European Shares Nudge Higher Despite Investor Disappointment in ECB Rate Decision
European shares turned higher on Friday after the U.S. Dow Jones Industrial Average futures contract erased earlier losses, and turn higher for the session. Traders are now anticipating an opening gain of more than 700 points in the U.S. blue chip average.
Gains in most sectors were responsible for the turnaround, led by a surge in basic resource stocks. Travel and leisure stocks remained under pressure.
On Thursday, the benchmark pan-European Stoxx 600 Index plunged 11% to record its biggest one-day loss ever. Traders said the catalysts behind the sell-offs were U.S. President Donald Trump’s announcement of travel restrictions from the European Schengen area and the European Central Bank’s (ECB) decision not to cut interest rates. The losses were also driven in part by a new declaration by the World Health Organization that coronavirus had reached pandemic levels.
U.K. Prime Minister Boris Johnson said on Thursday that up to 10,000 people in the U.K. many be infected with the virus, while BT confirmed that its CEO Philip Jansen had tested positive for COVID-19.
Additionally, EU banking regulators have delayed this year’s banking stress test and eased capital rules to encourage lenders not to switch off the faucets to a Euro Zone economy ailing from the pandemic fallout.
ECB Disappoints Investors
The European Central Bank decided Thursday not to cut interest rates, despite market expectations for a reduction amid the ongoing coronavirus outbreak. However, the central bank did announce measures to support bank lending and expanded its asset purchase program by 120 billion Euros ($135.28 billion).
Traders were expecting a rate cut of 10 basis points as a way to stimulate the Euro economy amid fears that a recession is about to hit the region.

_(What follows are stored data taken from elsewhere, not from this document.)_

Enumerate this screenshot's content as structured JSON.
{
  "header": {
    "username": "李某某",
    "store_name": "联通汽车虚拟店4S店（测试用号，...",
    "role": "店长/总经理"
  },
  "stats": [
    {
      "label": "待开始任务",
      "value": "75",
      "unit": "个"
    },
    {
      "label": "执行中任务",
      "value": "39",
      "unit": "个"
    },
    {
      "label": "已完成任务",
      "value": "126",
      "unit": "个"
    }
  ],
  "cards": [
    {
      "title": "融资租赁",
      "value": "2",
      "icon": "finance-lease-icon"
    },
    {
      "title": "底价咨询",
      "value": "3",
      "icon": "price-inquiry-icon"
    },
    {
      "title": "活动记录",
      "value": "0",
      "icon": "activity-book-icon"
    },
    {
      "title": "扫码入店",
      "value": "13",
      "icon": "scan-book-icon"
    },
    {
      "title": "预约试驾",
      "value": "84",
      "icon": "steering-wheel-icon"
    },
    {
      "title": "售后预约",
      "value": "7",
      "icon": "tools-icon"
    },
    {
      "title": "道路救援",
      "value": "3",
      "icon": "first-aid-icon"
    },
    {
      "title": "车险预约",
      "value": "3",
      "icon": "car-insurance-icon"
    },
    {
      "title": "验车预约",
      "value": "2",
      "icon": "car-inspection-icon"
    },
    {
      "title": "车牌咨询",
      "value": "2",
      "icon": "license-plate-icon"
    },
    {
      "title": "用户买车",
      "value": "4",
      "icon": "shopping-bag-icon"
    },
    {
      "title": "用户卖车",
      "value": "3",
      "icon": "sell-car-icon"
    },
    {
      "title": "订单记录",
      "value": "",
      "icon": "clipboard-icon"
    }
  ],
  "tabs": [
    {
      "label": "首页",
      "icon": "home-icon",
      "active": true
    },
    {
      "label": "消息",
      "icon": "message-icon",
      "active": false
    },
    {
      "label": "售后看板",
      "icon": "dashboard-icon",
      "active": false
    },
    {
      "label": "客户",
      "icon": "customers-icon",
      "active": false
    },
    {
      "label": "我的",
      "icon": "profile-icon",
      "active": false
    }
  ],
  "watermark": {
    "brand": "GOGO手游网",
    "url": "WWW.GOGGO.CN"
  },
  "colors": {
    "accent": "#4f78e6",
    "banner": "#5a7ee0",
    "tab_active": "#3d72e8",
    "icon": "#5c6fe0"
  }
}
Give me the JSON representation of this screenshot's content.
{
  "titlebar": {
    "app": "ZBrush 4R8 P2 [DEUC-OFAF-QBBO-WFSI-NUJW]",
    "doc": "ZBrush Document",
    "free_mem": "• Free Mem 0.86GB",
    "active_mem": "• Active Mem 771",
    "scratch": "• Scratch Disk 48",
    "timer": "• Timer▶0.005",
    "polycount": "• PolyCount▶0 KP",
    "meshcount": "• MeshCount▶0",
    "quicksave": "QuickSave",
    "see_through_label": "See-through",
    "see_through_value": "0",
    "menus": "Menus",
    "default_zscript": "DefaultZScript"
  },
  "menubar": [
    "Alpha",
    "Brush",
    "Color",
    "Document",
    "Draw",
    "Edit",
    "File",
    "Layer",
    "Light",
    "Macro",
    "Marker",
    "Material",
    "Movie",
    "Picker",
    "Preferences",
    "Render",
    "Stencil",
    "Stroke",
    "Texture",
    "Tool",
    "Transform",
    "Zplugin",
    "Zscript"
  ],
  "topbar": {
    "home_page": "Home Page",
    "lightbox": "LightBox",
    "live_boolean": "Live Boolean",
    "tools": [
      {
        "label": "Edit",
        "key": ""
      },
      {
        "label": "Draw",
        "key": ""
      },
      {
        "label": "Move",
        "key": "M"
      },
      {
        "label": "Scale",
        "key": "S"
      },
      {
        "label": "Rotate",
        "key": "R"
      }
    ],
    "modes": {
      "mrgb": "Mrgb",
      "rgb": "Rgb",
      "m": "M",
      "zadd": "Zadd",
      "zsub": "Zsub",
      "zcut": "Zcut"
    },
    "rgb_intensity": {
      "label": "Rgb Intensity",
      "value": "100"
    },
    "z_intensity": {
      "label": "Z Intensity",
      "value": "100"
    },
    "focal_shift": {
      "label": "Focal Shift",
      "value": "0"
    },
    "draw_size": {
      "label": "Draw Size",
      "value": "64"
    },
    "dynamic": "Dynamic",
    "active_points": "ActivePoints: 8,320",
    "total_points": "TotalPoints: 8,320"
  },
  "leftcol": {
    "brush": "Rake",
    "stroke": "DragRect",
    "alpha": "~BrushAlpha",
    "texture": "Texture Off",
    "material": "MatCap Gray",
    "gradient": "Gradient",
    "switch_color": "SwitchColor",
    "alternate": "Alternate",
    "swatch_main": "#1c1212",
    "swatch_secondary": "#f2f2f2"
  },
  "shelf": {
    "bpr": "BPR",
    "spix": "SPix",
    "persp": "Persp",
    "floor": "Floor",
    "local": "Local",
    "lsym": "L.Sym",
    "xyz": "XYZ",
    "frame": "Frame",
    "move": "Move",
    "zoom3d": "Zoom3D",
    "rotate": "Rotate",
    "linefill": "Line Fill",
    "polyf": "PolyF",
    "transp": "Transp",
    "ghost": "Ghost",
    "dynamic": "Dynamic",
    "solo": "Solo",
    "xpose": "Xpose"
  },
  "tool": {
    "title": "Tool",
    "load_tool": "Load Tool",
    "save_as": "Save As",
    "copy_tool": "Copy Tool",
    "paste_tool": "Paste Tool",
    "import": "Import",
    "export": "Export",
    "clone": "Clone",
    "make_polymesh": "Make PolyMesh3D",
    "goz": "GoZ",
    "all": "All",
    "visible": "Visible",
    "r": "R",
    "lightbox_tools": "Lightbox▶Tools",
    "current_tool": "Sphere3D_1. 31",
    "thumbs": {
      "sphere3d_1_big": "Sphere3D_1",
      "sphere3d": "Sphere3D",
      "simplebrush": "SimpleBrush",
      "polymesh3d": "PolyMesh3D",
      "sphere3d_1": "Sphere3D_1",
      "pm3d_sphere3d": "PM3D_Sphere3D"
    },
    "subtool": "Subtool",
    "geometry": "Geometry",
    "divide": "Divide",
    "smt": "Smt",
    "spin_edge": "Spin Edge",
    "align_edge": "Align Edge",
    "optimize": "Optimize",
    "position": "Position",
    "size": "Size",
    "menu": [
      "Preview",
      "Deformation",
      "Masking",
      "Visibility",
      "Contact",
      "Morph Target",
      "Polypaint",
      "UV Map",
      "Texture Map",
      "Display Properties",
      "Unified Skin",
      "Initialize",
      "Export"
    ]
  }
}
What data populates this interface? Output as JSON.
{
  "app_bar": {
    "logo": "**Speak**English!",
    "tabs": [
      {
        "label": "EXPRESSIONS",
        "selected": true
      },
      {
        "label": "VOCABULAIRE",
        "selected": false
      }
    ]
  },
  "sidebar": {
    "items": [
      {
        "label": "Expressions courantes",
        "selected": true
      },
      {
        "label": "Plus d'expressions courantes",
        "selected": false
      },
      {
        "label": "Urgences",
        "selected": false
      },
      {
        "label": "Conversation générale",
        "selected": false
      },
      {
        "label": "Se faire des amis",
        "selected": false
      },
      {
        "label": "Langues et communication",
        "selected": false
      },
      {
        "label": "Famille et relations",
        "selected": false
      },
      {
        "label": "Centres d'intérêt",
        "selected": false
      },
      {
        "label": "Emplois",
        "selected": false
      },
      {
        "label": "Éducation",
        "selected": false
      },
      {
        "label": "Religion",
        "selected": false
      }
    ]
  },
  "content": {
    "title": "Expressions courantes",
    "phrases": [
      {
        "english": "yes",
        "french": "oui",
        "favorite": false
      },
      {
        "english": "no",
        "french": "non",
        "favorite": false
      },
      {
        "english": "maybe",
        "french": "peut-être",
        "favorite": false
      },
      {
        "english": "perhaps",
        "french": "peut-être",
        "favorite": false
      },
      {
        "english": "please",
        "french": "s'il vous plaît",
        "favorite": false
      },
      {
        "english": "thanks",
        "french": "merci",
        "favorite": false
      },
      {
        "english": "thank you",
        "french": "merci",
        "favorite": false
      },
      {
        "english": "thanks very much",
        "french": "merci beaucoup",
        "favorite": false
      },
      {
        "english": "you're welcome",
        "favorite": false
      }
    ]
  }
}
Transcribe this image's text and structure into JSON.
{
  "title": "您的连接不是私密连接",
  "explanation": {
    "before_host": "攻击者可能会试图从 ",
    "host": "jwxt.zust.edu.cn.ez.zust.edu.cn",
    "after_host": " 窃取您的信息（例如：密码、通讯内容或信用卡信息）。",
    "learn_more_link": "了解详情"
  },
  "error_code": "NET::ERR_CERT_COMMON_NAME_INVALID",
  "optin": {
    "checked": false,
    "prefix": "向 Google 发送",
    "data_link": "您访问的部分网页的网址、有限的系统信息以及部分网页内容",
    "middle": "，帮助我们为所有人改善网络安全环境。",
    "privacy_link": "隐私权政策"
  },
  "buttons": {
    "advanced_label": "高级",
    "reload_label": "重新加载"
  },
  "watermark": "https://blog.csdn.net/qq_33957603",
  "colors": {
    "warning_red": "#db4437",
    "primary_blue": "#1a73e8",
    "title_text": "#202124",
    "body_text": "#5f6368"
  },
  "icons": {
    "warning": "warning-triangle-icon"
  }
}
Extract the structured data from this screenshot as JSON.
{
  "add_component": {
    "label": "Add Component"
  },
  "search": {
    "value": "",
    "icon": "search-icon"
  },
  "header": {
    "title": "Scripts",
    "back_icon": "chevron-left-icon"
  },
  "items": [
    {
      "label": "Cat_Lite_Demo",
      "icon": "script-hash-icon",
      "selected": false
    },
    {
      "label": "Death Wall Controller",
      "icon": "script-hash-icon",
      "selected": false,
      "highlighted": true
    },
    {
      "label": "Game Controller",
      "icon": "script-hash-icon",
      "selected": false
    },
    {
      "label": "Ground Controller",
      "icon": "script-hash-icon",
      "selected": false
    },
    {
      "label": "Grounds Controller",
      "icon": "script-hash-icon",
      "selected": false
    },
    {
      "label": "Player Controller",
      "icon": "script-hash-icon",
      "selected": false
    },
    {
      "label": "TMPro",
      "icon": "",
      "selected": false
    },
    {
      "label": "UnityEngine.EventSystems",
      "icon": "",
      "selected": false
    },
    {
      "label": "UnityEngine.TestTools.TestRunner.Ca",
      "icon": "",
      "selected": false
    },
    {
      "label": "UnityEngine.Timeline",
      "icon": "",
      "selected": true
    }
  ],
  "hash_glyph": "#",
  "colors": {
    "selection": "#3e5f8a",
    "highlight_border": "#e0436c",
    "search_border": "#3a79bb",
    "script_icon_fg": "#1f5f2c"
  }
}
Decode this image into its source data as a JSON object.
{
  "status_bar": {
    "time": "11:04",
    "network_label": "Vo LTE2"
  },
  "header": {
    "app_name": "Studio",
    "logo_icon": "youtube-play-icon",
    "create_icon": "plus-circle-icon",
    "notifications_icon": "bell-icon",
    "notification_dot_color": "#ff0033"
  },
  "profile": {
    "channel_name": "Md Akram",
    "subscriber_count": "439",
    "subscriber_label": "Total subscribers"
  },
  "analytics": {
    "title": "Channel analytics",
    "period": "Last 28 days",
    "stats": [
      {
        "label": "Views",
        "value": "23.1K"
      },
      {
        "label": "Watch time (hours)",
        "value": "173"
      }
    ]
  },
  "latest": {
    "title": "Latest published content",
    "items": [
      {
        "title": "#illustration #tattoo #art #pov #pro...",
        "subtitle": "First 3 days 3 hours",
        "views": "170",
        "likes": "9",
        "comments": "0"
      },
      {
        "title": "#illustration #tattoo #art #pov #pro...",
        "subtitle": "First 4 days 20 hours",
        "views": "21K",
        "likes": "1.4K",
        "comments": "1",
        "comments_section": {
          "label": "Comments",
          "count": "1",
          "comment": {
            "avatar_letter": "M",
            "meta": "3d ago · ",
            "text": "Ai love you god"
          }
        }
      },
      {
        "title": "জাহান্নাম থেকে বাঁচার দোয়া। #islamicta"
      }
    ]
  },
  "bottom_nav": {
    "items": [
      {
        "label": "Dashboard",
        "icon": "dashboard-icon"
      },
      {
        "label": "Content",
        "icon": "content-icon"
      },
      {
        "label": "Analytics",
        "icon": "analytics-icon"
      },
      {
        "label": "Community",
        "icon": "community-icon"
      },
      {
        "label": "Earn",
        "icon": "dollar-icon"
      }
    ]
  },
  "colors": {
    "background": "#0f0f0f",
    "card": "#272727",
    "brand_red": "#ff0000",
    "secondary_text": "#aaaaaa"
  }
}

The ECB’s main rate stands at -0.5%. The negative rate is meant to spur banks to loan money rather than park it at the central bank.
Experts have argued that in comparison with other central banks, the ECB’s toolkit is more constrained given that its rates are in negative territory. Both the Federal Reserve and the Bank of England cut rates over the last week as ways to support their respective economies.
ECB President Lagarde Speaks
Speaking at a press conference, Lagarde said Thursday that the “spread of the coronavirus COVID-19 has been a major shock to the growth prospects of the global economy and the Euro areas economy and it has heightened volatility.”
Earlier in the month, Lagarde said that the bank was “ready to take appropriate and targeted measures” to deal with the economic fallout from the virus.
Lagarde further added, “Governments and all other policy institutions are called to take timely and targeted actions to address the public health challenge of containing the spread of the coronavirus and mitigate the economic impact.”